Day: March 2, 2017

Coxswain Skills: Awareness

Coxing

Coxswain Skills: Awareness

Previously: Steering, pt. 1 || Steering, pt. 2  || Boat feel || How to handle a negative coxswain eval || How to cox steady state workouts || How to cox short, high intensity workouts || Race steering || Steering a buoyed course || Evaluating practices || Evaluating races || Coxing erg tests

If you’ve ever been asked what the most important skill is for coxswains, what was your answer? The common one for inexperienced coxswains is “motivation” (can’t even eye-roll it anymore, it’s that ubiquitous), whereas coxswains who have been at it for a few seasons will usually say “safety”, which is both right and wrong because you need this dynamic skill first if you want to be safe.

The title of today’s post should give it away – it’s awareness. 

The basic definition of awareness is being able to identify, process, and comprehend information about the situation you’re in. To get better at doing all three of those things, there’s a couple things you can do:

Learn to anticipate rather than react

Think ahead about how future actions (of yourself, other coxswains, the conditions, etc.) will affect the environment around you.

Go with your gut

If your gut says “don’t try to cross in front of that eight that is 200m away and rowing at full pressure”, don’t do it.

Avoid situational overload

This can be tough when you’re just starting out but educating yourself on what you don’t know/understand and learning how to prioritize information so you’re not going on a needle-in-a-haystack search through your brain to figure out what needs to happen will make your life a lot easier.

Don’t get complacent

The times I’ve screwed up the most during practice have been on slow days where it’s easy to just go through the routine motions rather than deliberately execute each action. Cockiness also plays a big part here. If you start assuming that everything is under control it becomes easy to stop paying attention to anything that isn’t right in front of your face.

Be alert

You know how they say don’t drive when you’re tired because it impairs your reaction time? Same goes with steering a 53 foot long shell. It’s your responsibility to minimize how fatigued you are by managing your time outside the boathouse well enough that you’re able to get an adequate amount of sleep in order to be rested and ready for practice. College freshmen with early morning practices tend to learn this in “trial by fire” fashion (guilty).

If you’ve ever asked me what you need to do to make it at “the next level” you know that I’ve said that being a good JNT coxswain, a good college coxswain, a good U23 coxswain, or a good national team coxswain is all about getting incrementally better at executing the basics. That starts with doing each of the things listed above. You’d be amazed at how drastically more competent and skilled you can become just by being aware of the little things and doing each of them well.

With all that said, what do you need to be aware of on any given day? Have you ever actually thought about it? Here’s a short, minimally detailed, and not even remotely comprehensive list to get you started.

Bridge arches (which ones can you use/not use and when)

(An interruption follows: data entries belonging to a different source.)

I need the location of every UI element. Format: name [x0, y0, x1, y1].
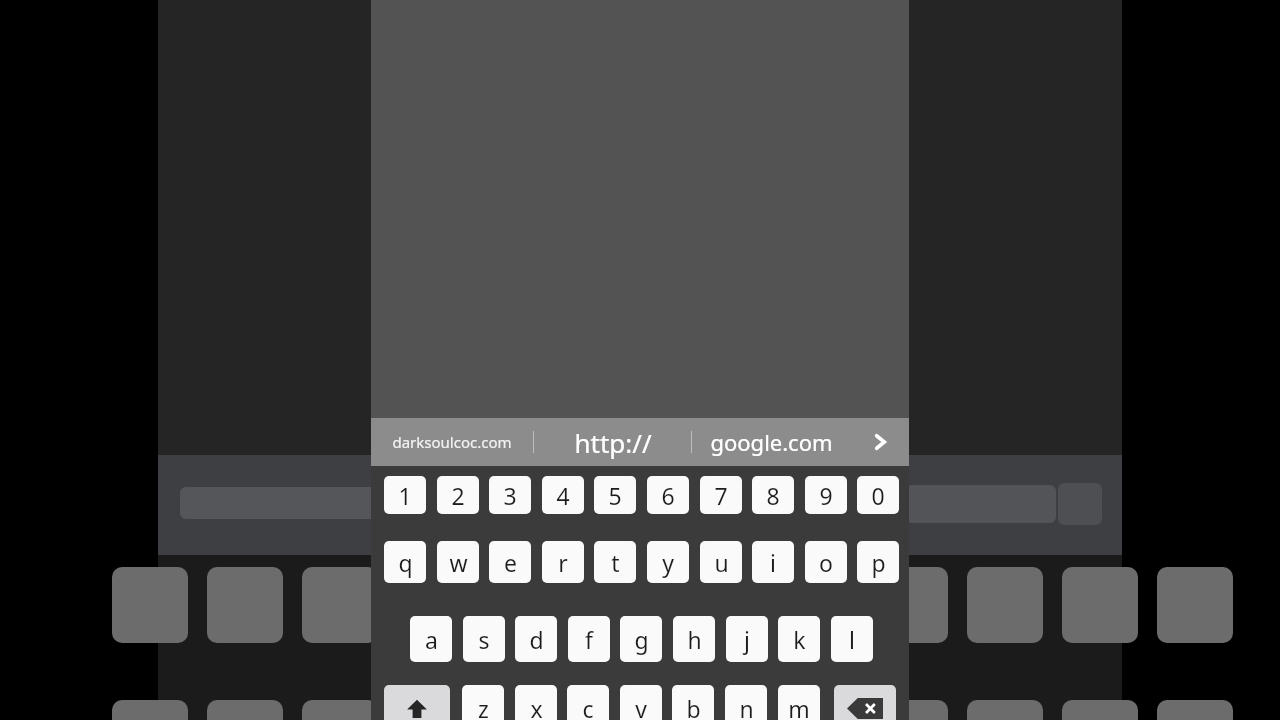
- button[interactable]: e: [489, 541, 531, 583]
- staticText: f: [585, 624, 593, 655]
- button[interactable]: o: [805, 541, 847, 583]
- staticText: 5: [608, 480, 622, 511]
- staticText: z: [478, 693, 489, 720]
- button[interactable]: k: [778, 616, 820, 662]
- staticText: n: [739, 693, 754, 720]
- staticText: l: [849, 624, 855, 655]
- button[interactable]: c: [567, 685, 609, 720]
- button[interactable]: More suggestions: [850, 418, 909, 466]
- staticText: r: [558, 547, 568, 578]
- button[interactable]: 7: [700, 476, 742, 514]
- button[interactable]: 5: [594, 476, 636, 514]
- staticText: 0: [871, 480, 885, 511]
- button[interactable]: f: [568, 616, 610, 662]
- button[interactable]: q: [384, 541, 426, 583]
- button[interactable]: http://: [534, 418, 691, 466]
- staticText: p: [871, 547, 886, 578]
- staticText: 3: [503, 480, 517, 511]
- staticText: 2: [451, 480, 465, 511]
- button[interactable]: g: [620, 616, 662, 662]
- button[interactable]: t: [594, 541, 636, 583]
- staticText: d: [529, 624, 544, 655]
- button[interactable]: w: [437, 541, 479, 583]
- button[interactable]: 4: [542, 476, 584, 514]
- button[interactable]: 8: [752, 476, 794, 514]
- staticText: darksoulcoc.com: [392, 432, 512, 452]
- staticText: http://: [574, 425, 652, 460]
- staticText: q: [398, 547, 413, 578]
- staticText: 8: [766, 480, 780, 511]
- button[interactable]: 3: [489, 476, 531, 514]
- staticText: h: [687, 624, 702, 655]
- staticText: m: [788, 693, 810, 720]
- button[interactable]: j: [726, 616, 768, 662]
- button[interactable]: 6: [647, 476, 689, 514]
- button[interactable]: v: [620, 685, 662, 720]
- button[interactable]: r: [542, 541, 584, 583]
- staticText: e: [504, 547, 517, 578]
- button[interactable]: l: [831, 616, 873, 662]
- button[interactable]: d: [515, 616, 557, 662]
- staticText: v: [635, 693, 647, 720]
- button[interactable]: 1: [384, 476, 426, 514]
- button[interactable]: Shift: [384, 685, 450, 720]
- staticText: t: [611, 547, 620, 578]
- staticText: s: [478, 624, 490, 655]
- staticText: 9: [819, 480, 833, 511]
- staticText: b: [686, 693, 701, 720]
- button[interactable]: a: [410, 616, 452, 662]
- staticText: 7: [714, 480, 728, 511]
- button[interactable]: x: [515, 685, 557, 720]
- staticText: x: [530, 693, 543, 720]
- staticText: 6: [661, 480, 675, 511]
- staticText: y: [662, 547, 674, 578]
- button[interactable]: 0: [857, 476, 899, 514]
- staticText: 4: [556, 480, 570, 511]
- staticText: google.com: [710, 427, 833, 457]
- staticText: g: [634, 624, 649, 655]
- button[interactable]: n: [725, 685, 767, 720]
- staticText: i: [770, 547, 776, 578]
- button[interactable]: s: [463, 616, 505, 662]
- button[interactable]: m: [778, 685, 820, 720]
- button[interactable]: google.com: [692, 418, 850, 466]
- button[interactable]: 2: [437, 476, 479, 514]
- staticText: 1: [398, 480, 412, 511]
- button[interactable]: i: [752, 541, 794, 583]
- button[interactable]: Backspace: [834, 685, 896, 720]
- button[interactable]: z: [462, 685, 504, 720]
- button[interactable]: y: [647, 541, 689, 583]
- staticText: u: [714, 547, 729, 578]
- staticText: j: [744, 624, 750, 655]
- button[interactable]: h: [673, 616, 715, 662]
- staticText: w: [449, 547, 468, 578]
- staticText: c: [582, 693, 594, 720]
- button[interactable]: darksoulcoc.com: [371, 418, 533, 466]
- staticText: o: [819, 547, 833, 578]
- button[interactable]: b: [672, 685, 714, 720]
- staticText: k: [793, 624, 806, 655]
- staticText: a: [425, 624, 438, 655]
- button[interactable]: 9: [805, 476, 847, 514]
- button[interactable]: u: [700, 541, 742, 583]
- button[interactable]: p: [857, 541, 899, 583]
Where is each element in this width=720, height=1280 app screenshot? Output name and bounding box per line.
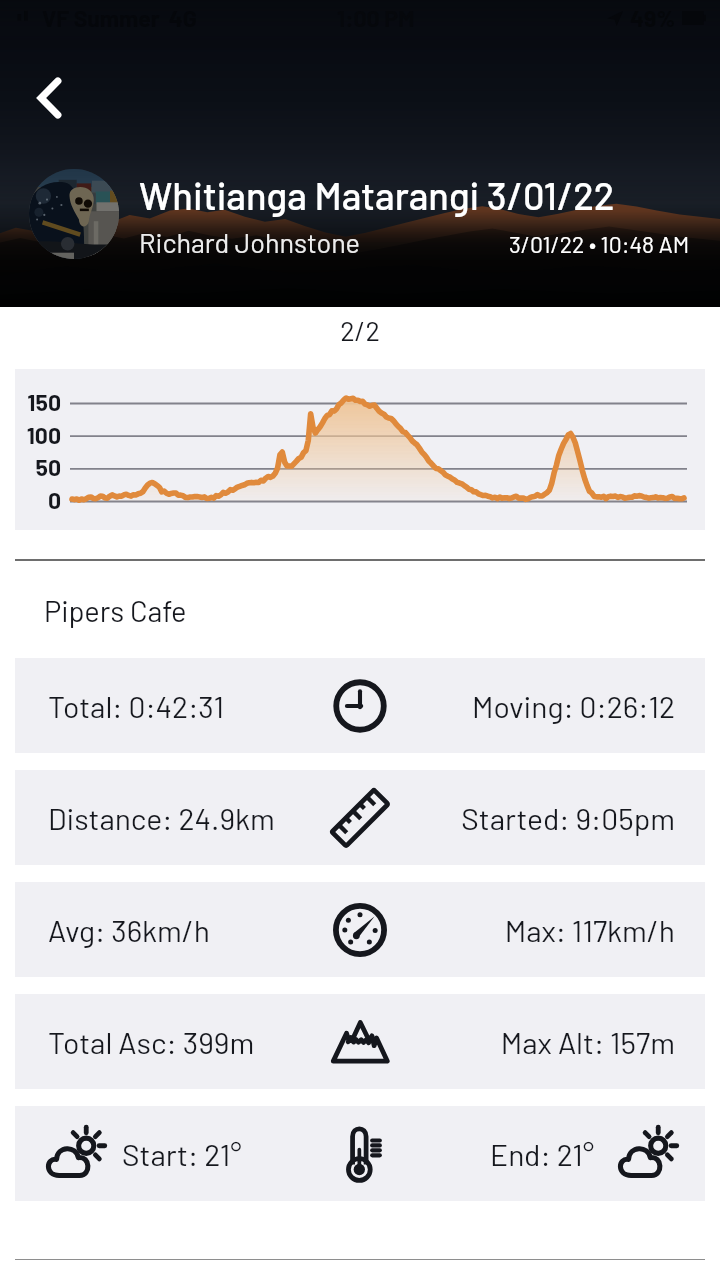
staticText: Max: 117km/h bbox=[393, 912, 675, 948]
staticText: 2/2 bbox=[0, 314, 720, 346]
staticText: Pipers Cafe bbox=[44, 593, 187, 628]
button[interactable]: Total Asc: 399m bbox=[15, 994, 705, 1089]
staticText: 50 bbox=[15, 453, 61, 481]
staticText: Max Alt: 157m bbox=[393, 1024, 675, 1060]
staticText: End: 21° bbox=[490, 1136, 595, 1172]
staticText: Started: 9:05pm bbox=[393, 800, 675, 836]
button[interactable]: Total: 0:42:31 bbox=[15, 658, 705, 753]
button[interactable]: Start: 21° bbox=[15, 1106, 705, 1201]
staticText: 0 bbox=[15, 486, 61, 514]
staticText: 3/01/22 • 10:48 AM bbox=[509, 230, 690, 258]
staticText: Whitianga Matarangi 3/01/22 bbox=[139, 172, 615, 218]
staticText: Avg: 36km/h bbox=[48, 912, 327, 948]
staticText: Moving: 0:26:12 bbox=[393, 688, 675, 724]
button[interactable]: Avg: 36km/h bbox=[15, 882, 705, 977]
button[interactable]: Back bbox=[25, 67, 87, 129]
staticText: Total: 0:42:31 bbox=[48, 688, 327, 724]
staticText: Distance: 24.9km bbox=[48, 800, 327, 836]
button[interactable]: Distance: 24.9km bbox=[15, 770, 705, 865]
staticText: 100 bbox=[15, 421, 61, 449]
staticText: Richard Johnstone bbox=[139, 226, 360, 258]
staticText: 150 bbox=[15, 388, 61, 416]
button[interactable]: Rider profile photo bbox=[29, 169, 119, 259]
staticText: Total Asc: 399m bbox=[48, 1024, 327, 1060]
staticText: Start: 21° bbox=[122, 1136, 242, 1172]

Obstacles or obstructions on the dock

Other crews (on land and on the water)

Your surroundings

Traffic

Conditions

Noise levels of your environment (since this will impact your communication with your coach, other coxswains, and maybe your own crew)

Expectations and goals for practice/the race

Your language (what you’re saying and how you’re saying it)

Health of yourself and the athletes

The practice/race plan

Practice management

Coaching styles and the terminology used (different coaches do/say things in different ways, which is important when you’re at summer camps and with coaches you’re not familiar with)

Matching your tone with practice (not coxing steady state the same way you cox drills)

The purpose of drills, practice, pieces, etc.

Equipment

Steering (boat responds slower with less people rowing, will be affected by conditions, current, skill level of yourself and rowers, etc.)

Your level of understanding/comprehension of your coach’s instructions (if you recognize you don’t know what’s going on, say something)

Bladework, balance, timing, and general technique of the crew

Nearly every skill you could possibly want to work on this season – whether it’s steering, identifying technical issues, etc. – starts with awareness. It encompasses everything we do. If you still haven’t identified any specific areas for improvement for this spring, start here. When you do come up with your list of things to work on, you’ll have a leg up if you’ve already spent a few practices doing everything listed above.